Internal wiring is not the same as premises wiring. As soon as you open the cover of a UL Listed item, you should forget about the NEC once you get past the supply connections.
 

iwire

Moderator
Staff member
Location
Massachusetts
continuous 14.8A on 14ga stranded cord in a cheapy outlet,.......... doesnt sound good to me.

Sounds fine to me.

IF the NEC applied to this cord it would be rated 18 amps, see Table 400.5(A)(1) Allowable Ampacity for Flexible Cords and Cables

oddly, the wires running inside the unit to the motor are thick (hi temp) insulated 18awg !! its a UL listed unit, so how could it use 18awg on a motor that shows 30A inrush and then ~14A running?

As Jim said forget the NEC once you are inside, manufacturers can run the conductors at higher temps then we can.

Keep in mind the NEC ampacity ratings are very conservative.

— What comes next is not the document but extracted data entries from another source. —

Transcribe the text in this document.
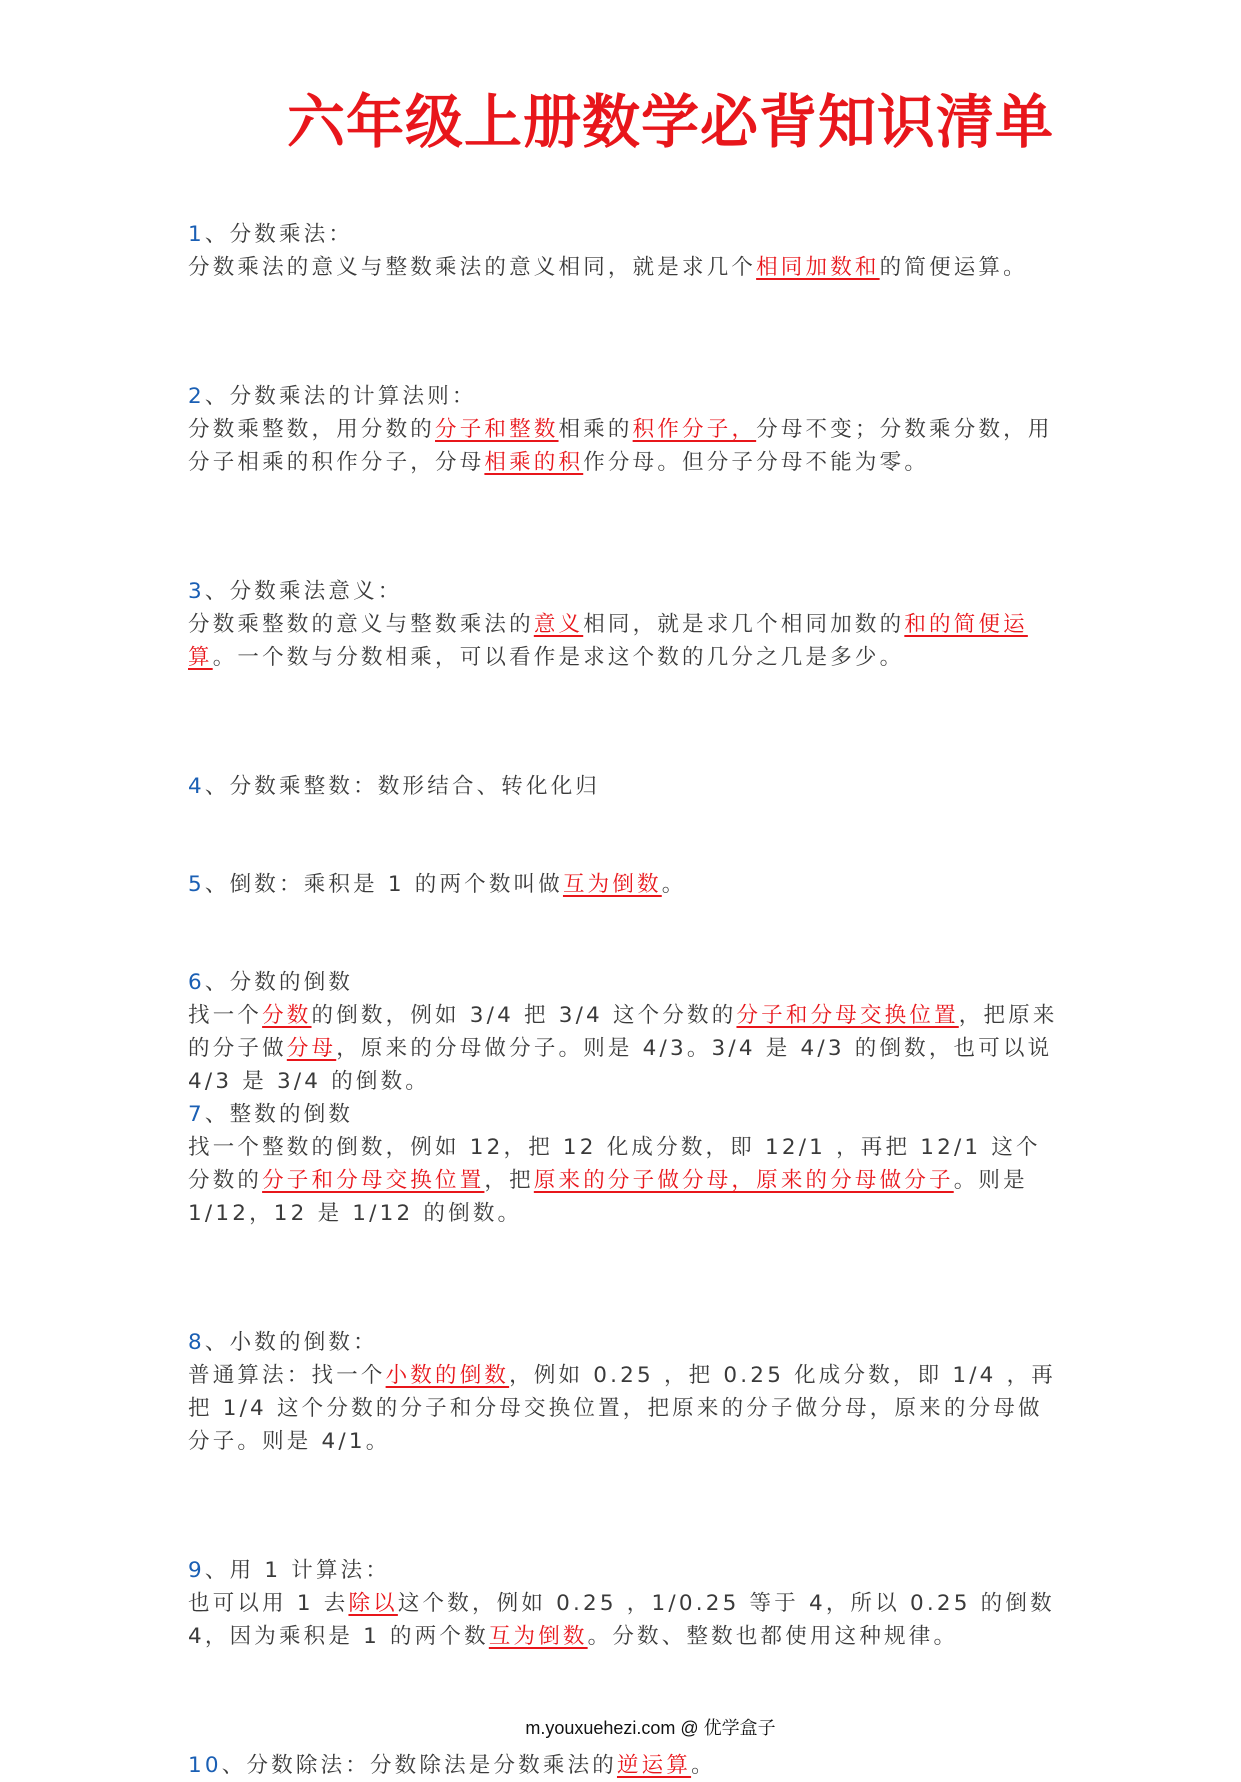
六年级上册数学必背知识清单
1、分数乘法：
分数乘法的意义与整数乘法的意义相同，就是求几个相同加数和的简便运算。
2、分数乘法的计算法则：
分数乘整数，用分数的分子和整数相乘的积作分子，分母不变；分数乘分数，用分子相乘的积作分子，分母相乘的积作分母。但分子分母不能为零。
3、分数乘法意义：
分数乘整数的意义与整数乘法的意义相同，就是求几个相同加数的和的简便运算。一个数与分数相乘，可以看作是求这个数的几分之几是多少。
4、分数乘整数：数形结合、转化化归
5、倒数：乘积是 1 的两个数叫做互为倒数。
6、分数的倒数
找一个分数的倒数，例如 3/4 把 3/4 这个分数的分子和分母交换位置，把原来的分子做分母，原来的分母做分子。则是 4/3。3/4 是 4/3 的倒数，也可以说 4/3 是 3/4 的倒数。
7、整数的倒数
找一个整数的倒数，例如 12，把 12 化成分数，即 12/1 ，再把 12/1 这个分数的分子和分母交换位置，把原来的分子做分母，原来的分母做分子。则是 1/12，12 是 1/12 的倒数。
8、小数的倒数：
普通算法：找一个小数的倒数，例如 0.25 ，把 0.25 化成分数，即 1/4 ，再把 1/4 这个分数的分子和分母交换位置，把原来的分子做分母，原来的分母做分子。则是 4/1。
9、用 1 计算法：
也可以用 1 去除以这个数，例如 0.25 ，1/0.25 等于 4，所以 0.25 的倒数 4，因为乘积是 1 的两个数互为倒数。分数、整数也都使用这种规律。
10、分数除法：分数除法是分数乘法的逆运算。
m.youxuehezi.com @ 优学盒子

Looking at the picture I would blame the failure on the terminal not the conductor.
 

FionaZuppa

Senior Member
Location
AZ
Occupation
Part Time Electrician (semi retired, old) - EE retired.
well, i upgraded to a std 30A hvac disco (fused with blade handle, 20A TL fuse). i fixed the wires, put it all back, went to turn on the AC and the blower tried to start for about 0.25sec and then quit. now i get nothing for AC or heat mode. this is odd, wondering if the upgrade allowed more current than before and now maybe a board relay took a dump?
http://www.northamericahvac.com/yor...e-control-board-031-01972-000-p031-01972-000/

the board LED blinks 9 times error code, so now i am looking for what that means. 9 for some similar York board means reversed polarity, but my polarity is correct....

what a pita
 

FionaZuppa

Senior Member
Location
AZ
Occupation
Part Time Electrician (semi retired, old) - EE retired.
yes, a real pita, one of the smaller relays on the board decided to fry. i might try to replace just the relay. not really sure why the relay would burn up like this.
 

FionaZuppa

Senior Member
Location
AZ
Occupation
Part Time Electrician (semi retired, old) - EE retired.
yesp, one relay pin looks like it vaporized, and pin from big relay looks like the PCB solder lander came undown from the pin. why? makes me think me fixing the wires allowed the perhaps already weak relays to try and pass more current, and voila, fried.

melt_pins.jpg




this is the what the PCB mounts to. at 1st i thought maybe the pins touched and shorted, but the PCB has stand-off's so the board cant touch the metal. the center section was all black, i touched it just before taking this pic.